Two wild, indigenous tea subspecies, Taiwan Mountain Tea and Red Sprout Mountain Tea, were discovered in Taiwan as early as the 17th century. However, they had little economic value and were not widely used due to their bitter taste and thin, brittle leaves.
During the Qing dynasty (1644-1912) different tea varieties were imported from the Wuyi Mountains in the Fujian province of China and cultivated in northern Taiwan. It became apparent that Taiwan's climate was excellent for cultivating tea trees with high mountain ranges, and a lot of sun and precipitation.

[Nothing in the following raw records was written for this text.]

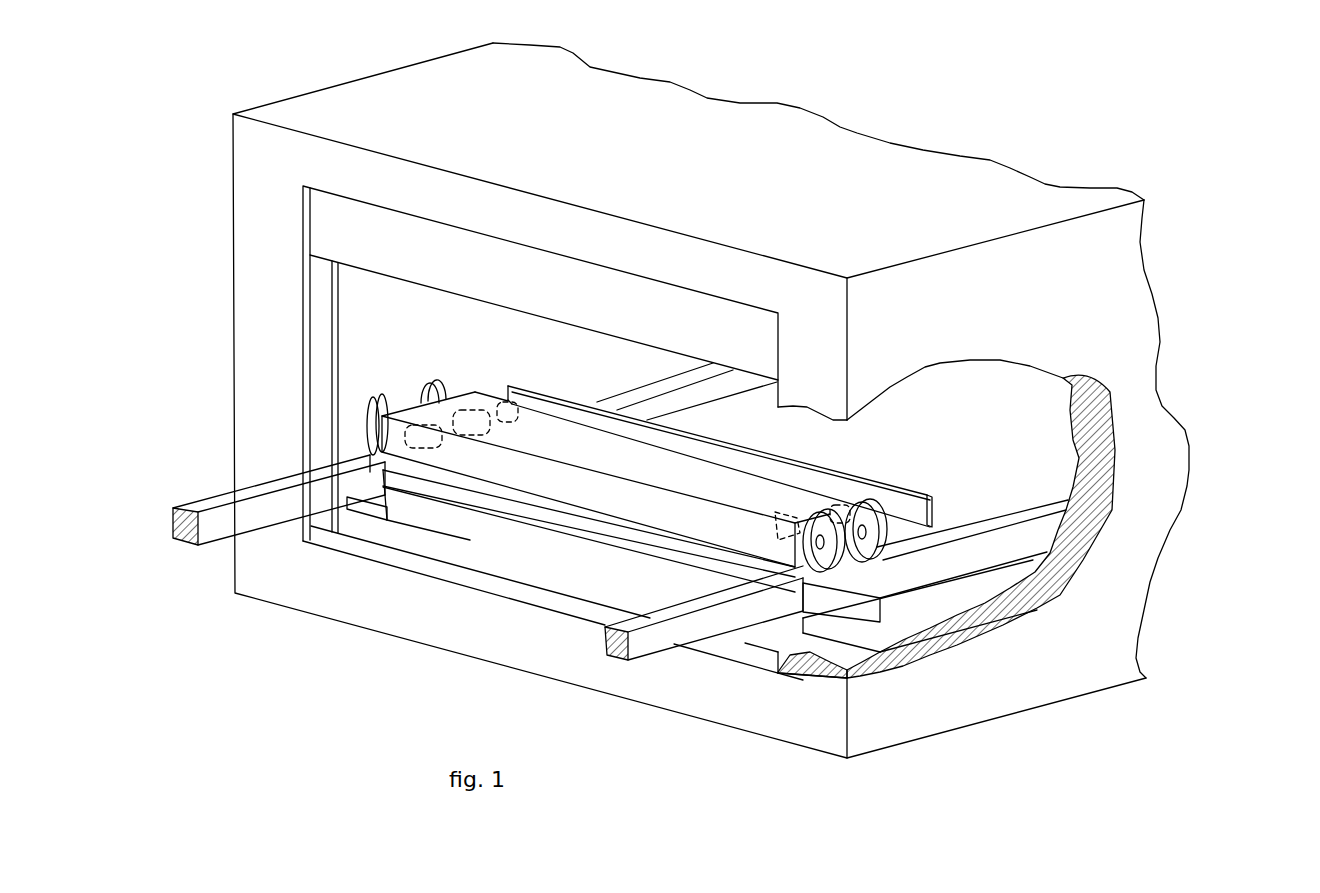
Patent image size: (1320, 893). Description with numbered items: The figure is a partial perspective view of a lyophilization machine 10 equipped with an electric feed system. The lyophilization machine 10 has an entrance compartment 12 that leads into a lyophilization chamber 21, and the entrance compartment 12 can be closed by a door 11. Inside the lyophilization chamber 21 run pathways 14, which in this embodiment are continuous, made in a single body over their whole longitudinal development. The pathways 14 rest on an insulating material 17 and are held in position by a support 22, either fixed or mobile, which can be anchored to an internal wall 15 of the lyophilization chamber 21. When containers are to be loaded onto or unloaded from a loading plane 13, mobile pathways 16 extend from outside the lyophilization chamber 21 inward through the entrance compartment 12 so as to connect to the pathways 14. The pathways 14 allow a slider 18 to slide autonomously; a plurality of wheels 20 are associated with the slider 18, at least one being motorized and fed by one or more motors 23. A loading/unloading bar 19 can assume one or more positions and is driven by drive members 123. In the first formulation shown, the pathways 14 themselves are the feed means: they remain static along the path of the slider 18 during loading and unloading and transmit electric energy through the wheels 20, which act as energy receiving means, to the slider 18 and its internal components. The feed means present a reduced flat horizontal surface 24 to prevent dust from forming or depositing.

The lyophilization machine 10 is at (1228, 209).
The door 11 is at (574, 287).
The entrance compartment 12 is at (328, 347).
The loading plane 13 is at (507, 501).
The pathways 14 is at (702, 394).
The internal wall 15 is at (1080, 453).
The mobile pathways 16 is at (215, 533).
The insulating material 17 is at (848, 608).
The slider 18 is at (598, 445).
The loading/unloading bar 19 is at (906, 497).
The wheels 20 is at (385, 410).
The lyophilization chamber 21 is at (376, 295).
The support 22 is at (903, 628).
The motor 23 is at (417, 433).
The reduced flat horizontal surface 24 is at (655, 387).
The drive members 123 is at (497, 396).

The British merchant John Dodd, during a visit in 1865 to observe Taiwan’s camphor industry, discovered the Taiwanese tea market. In 1867, Dodd started a tea company in Wanhua, Taipei. Aware of British plans to develop a tea industry in India, he successfully sought profit in developing an alternative tea product on the island. In 1868 Dodd employed Chinese tea masters from the Fujian province to start a tea processing shop in Taipei, so that they could successfully complete the entire tea manufacturing process from within Taiwan instead of having to complete the manufacturing process in China. In the next year John Dodd began shipping Formosa Oolong tea to the United States. The tea he exported to New York became a surprise hit, making Taiwanese tea famous internationally and attracting other exporters to Taiwan.
During the Japanese occupation of Taiwan (1894-95), the Japanese expanded Taiwanese tea farms and encouraged the cultivation of local varieties. By the 1950s and 60s mainland China was subject to trade embargoes and during this time Taiwanese tea growers and marketers focused on existing, well-known varieties. It was not until after the mainland's products became more widely available that the market for teas became more competitive and the Taiwanese tea industry successfully changed its emphasis to producing speciality versions – especially of Oolongs – which are now synonymous with Taiwanese tea.
Taiwanese Oolongs have continued to gain in popularity with a familiar example being Tung Ting (Dong Ding) whose plants were some of the earliest brought to Taiwan from the Wuyi Mountains in China's Fujian Province about 150 years ago. Another well-known example is Dong Fang Meiren which got the name "Oriental Beauty" from Queen Elizabeth II in the 1960s, it was one of the most costly exported Taiwanese teas during the 2000s. Because of Taiwan's geography and climate, Taiwanese teas are some the best teas in the world.